Setelah itu semua anak kembali mengerjakan. Ada yang garuk-garuk kepala, ada yang celingak-celinguk kanan kiri nyari contekan dan bagi yang pinter, pada serius ngerjain. Tami memilih buat baca soal ulangan 3 kali supaya bisa ngerjain eh tetep aja gak bisa. Tiba-tiba, ada pikiran curang yang terlintas di benaknya. Dia merobek sebuah kertas dan menyalin soal ulangannya, meremasnya, lalu dia bersiap melempar kertas itu ke arah Melinda. Pilihan terakhir: nyontek atau ngerjain sendiri. “Ngerjain sendiri, Tam. Trust yourself” Akhirnya, Tami ngerjain sendiri. Gak peduli nilainya bagus apa gak. Yang penting itu hasil kerjanya sendiri.
KcT
“Gimana Mel tadi ulangannya? Bisa?”, tanya Tami saat mereka berada di kantin setelah ulangan usai.
“Gak bisa, Tam! Beneran deh otakku nge-blank pake ya gerak dikit aja di kira nyontek untung aja tadi Rendi sama Surya gak ketahuan, kalo ketahuan bisa-bisa kita sekelas yang kena imbasnya deh”
“Haha apa juga aku bilang? Nyontek itu dosa tau”
“Iya iya ustadz -_-“
“Eh Tam di panggil Pak Nurdin tuh!”, seru Radit.
“Hah? Ada apa emangnya?”
“Gak tau”
“Jangan-jangan aku dapet nilai tertinggi lagi haha :p”, ucap Tami bangga.
“GR kamu Tam woo”
“who’s know? Maybe I’m true :)”, kata Tami sambil pergi ke ruang guru untuk menemui Pak Nurdin.
KcT
“Permisi, Pak”, salam Tami di depan pintu ruang guru.
“Oh Tami, ke sini kamu”, perintah Pak Nurdin.
Gak tau kenapa, Tami merasa perasaannya mulai gak enak apalagi saat melihat air muka Pak Nurdin berubah menjadi...lebih seram dari biasanya dan ini salah satu pertanda buruk bagi Tami. “Wih kayaknya aku bakal bad news nih, sumpah rasanya deg-degan banget”, batinnya.
“Tamindra Maheswara, katakan yang sejujurnya, tadi saat ulangan kamu nyontek apa enggak?”

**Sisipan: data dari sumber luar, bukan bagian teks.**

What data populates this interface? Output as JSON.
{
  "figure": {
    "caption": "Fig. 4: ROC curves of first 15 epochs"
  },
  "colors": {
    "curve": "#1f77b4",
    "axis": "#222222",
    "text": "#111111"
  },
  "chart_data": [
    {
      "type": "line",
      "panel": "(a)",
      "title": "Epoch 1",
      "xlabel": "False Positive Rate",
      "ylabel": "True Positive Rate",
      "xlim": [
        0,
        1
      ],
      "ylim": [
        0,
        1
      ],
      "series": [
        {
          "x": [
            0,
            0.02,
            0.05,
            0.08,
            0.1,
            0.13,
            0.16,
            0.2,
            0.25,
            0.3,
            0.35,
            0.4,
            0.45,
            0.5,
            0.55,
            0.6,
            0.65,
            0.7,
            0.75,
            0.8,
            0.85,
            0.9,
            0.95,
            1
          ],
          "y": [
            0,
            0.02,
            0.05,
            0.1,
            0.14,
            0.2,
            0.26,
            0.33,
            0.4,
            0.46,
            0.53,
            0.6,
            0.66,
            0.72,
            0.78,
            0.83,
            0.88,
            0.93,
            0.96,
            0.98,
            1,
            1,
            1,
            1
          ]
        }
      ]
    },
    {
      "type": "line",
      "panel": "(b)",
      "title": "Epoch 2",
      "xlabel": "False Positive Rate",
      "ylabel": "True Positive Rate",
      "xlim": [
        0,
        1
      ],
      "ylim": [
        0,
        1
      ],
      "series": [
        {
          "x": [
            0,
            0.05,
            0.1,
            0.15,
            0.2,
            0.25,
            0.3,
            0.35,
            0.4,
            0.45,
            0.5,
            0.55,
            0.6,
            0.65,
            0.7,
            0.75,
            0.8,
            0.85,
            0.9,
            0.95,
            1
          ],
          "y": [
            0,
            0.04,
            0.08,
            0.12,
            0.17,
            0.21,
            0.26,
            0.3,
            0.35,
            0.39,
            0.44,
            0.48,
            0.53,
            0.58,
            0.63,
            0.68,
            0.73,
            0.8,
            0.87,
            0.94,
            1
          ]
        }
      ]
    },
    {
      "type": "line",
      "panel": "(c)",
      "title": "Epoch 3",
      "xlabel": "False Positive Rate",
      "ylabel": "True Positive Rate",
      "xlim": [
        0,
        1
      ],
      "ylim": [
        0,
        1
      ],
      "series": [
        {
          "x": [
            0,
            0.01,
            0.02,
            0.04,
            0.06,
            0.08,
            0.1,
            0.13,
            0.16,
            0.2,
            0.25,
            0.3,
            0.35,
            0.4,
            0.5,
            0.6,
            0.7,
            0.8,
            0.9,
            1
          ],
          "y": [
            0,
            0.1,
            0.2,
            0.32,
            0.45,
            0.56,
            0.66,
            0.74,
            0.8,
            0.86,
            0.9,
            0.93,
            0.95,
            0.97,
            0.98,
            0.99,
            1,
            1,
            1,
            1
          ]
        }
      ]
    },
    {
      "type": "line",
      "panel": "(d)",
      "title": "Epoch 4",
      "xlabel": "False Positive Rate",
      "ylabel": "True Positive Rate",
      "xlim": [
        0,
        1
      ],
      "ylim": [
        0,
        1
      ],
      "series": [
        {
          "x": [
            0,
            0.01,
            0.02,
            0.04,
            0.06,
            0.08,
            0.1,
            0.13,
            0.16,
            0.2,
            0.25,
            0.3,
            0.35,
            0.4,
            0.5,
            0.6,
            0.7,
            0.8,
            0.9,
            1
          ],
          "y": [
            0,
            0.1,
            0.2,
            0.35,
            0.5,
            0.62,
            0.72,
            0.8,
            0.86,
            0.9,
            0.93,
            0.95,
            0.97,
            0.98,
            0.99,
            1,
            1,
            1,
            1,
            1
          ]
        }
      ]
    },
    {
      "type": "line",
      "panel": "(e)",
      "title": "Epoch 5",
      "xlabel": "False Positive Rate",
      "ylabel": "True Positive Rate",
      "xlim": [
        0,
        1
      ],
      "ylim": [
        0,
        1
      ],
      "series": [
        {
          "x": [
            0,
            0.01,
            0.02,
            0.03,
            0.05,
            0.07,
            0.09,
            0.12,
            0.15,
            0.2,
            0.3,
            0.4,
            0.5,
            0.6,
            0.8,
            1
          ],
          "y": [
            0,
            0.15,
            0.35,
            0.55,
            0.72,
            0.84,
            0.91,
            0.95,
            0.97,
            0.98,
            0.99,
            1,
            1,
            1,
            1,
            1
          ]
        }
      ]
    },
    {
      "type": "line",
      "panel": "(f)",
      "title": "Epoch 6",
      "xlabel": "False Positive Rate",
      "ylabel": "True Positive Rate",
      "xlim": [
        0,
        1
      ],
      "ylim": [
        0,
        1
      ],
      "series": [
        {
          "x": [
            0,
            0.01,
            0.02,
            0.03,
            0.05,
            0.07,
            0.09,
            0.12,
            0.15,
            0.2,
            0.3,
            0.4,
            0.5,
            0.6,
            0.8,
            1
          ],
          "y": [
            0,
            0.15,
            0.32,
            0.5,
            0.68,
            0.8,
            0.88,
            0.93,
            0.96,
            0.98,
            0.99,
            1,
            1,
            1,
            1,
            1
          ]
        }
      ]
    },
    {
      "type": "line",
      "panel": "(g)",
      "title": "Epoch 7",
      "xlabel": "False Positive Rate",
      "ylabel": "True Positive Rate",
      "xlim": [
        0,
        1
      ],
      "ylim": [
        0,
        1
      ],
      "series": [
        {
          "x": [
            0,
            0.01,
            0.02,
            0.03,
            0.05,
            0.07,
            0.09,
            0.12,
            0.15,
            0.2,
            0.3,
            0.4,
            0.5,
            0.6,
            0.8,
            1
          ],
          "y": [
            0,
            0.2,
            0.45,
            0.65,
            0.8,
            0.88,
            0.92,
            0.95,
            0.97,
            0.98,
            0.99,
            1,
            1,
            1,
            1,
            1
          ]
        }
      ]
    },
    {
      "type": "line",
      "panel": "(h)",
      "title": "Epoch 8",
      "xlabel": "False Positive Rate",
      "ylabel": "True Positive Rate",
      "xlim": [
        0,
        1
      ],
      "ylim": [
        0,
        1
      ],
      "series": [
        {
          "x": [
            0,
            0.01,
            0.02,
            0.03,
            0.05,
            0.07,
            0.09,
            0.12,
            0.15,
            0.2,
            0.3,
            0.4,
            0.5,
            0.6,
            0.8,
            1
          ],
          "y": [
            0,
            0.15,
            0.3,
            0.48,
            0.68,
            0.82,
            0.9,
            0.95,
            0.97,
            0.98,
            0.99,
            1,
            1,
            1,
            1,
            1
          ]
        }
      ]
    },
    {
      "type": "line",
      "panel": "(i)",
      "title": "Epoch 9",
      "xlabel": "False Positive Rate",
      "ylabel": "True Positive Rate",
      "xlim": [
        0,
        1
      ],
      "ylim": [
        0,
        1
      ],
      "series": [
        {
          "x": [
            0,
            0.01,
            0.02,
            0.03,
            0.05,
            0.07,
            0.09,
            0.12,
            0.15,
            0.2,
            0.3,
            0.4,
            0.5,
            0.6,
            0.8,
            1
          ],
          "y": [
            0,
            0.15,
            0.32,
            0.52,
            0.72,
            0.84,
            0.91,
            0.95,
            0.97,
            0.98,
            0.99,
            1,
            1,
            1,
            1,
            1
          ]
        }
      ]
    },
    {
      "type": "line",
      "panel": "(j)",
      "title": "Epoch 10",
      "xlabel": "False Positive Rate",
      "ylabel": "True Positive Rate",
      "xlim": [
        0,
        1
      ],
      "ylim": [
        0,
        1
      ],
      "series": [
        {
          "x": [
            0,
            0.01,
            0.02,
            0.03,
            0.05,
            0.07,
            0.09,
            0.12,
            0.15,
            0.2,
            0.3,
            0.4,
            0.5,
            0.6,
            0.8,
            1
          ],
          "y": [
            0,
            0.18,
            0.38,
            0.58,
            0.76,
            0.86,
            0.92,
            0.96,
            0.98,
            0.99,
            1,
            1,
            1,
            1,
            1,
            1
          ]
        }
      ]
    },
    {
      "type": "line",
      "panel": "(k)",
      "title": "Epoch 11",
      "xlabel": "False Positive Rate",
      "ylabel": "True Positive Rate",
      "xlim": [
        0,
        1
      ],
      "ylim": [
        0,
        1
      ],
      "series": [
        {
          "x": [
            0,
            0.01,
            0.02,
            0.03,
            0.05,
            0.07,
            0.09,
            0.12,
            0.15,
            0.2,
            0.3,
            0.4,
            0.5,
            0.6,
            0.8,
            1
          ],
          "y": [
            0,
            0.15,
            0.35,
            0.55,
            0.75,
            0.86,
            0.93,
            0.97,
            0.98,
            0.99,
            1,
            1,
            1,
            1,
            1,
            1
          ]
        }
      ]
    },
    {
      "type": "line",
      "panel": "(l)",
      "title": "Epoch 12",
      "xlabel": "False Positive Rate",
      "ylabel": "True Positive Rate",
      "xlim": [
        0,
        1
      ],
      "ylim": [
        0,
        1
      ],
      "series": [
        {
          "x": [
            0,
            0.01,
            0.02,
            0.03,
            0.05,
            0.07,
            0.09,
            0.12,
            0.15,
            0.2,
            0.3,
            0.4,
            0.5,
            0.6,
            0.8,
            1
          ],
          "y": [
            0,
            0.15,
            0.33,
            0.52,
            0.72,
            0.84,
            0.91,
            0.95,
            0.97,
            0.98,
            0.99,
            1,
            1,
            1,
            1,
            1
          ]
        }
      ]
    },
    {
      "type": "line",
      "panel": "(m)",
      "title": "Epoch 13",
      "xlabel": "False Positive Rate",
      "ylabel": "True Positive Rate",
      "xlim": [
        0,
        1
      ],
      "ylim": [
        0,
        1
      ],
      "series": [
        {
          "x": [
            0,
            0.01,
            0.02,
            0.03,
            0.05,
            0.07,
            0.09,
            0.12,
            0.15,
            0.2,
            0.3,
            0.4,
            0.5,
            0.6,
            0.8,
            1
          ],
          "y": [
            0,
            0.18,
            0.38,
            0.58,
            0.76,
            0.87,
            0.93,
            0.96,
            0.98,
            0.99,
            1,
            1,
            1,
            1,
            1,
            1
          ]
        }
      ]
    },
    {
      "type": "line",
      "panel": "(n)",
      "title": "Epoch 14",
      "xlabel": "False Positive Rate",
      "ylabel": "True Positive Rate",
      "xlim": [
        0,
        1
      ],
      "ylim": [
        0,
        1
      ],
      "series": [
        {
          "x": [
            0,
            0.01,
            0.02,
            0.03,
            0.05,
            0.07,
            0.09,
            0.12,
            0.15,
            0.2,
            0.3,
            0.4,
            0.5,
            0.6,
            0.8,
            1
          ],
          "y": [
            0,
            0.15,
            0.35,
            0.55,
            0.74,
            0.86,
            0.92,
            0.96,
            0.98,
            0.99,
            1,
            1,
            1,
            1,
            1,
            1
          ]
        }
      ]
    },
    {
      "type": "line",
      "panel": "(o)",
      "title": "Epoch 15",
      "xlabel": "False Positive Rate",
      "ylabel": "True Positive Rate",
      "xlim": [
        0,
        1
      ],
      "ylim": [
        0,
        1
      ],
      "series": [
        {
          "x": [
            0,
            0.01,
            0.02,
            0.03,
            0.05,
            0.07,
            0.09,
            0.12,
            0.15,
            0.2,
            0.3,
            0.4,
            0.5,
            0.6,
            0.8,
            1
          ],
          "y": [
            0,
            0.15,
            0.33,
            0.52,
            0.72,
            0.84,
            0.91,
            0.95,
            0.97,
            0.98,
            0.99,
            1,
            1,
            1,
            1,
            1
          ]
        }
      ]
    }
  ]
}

Tuh kan! Di tuduh nyontek! “Enggak kok Pak! Saya gak nyontek sama sekali, Pak. Beneeeeeeraaan deh, Pak. Gak bohong, Pak. Suweeer ._.v”
“Lalu ini apa?”, Pak Nurdin menyodorkan sebuah kertas lusuh ke arah Tami. “Buka dan baca”, perintahnya.
“Apaan ini?”, desis Tami pada dirinya sendiri. Tapi kok kayaknya dia pernah tau ya kertas ini. Dan saat dia membuka kertas itu...JDERR! Ini kan kertas contekan yang tadi mau dia kirim ke Melinda, Ah dia lupa buang! Tapi kan tetep aja gak jadi nyontek! “Apa itu, Tami?”, tanya Pak Nurdin lagi. Kali ini dengan suara penuh kemenangan.
“Ini kertas, Pak.”
“Tami?!”
“Eh iya pak aduh ini- saya bisa jelasin semuanya kok, Pak”
“Baiklah karena saya baik hati hari ini, coba jelaskan.”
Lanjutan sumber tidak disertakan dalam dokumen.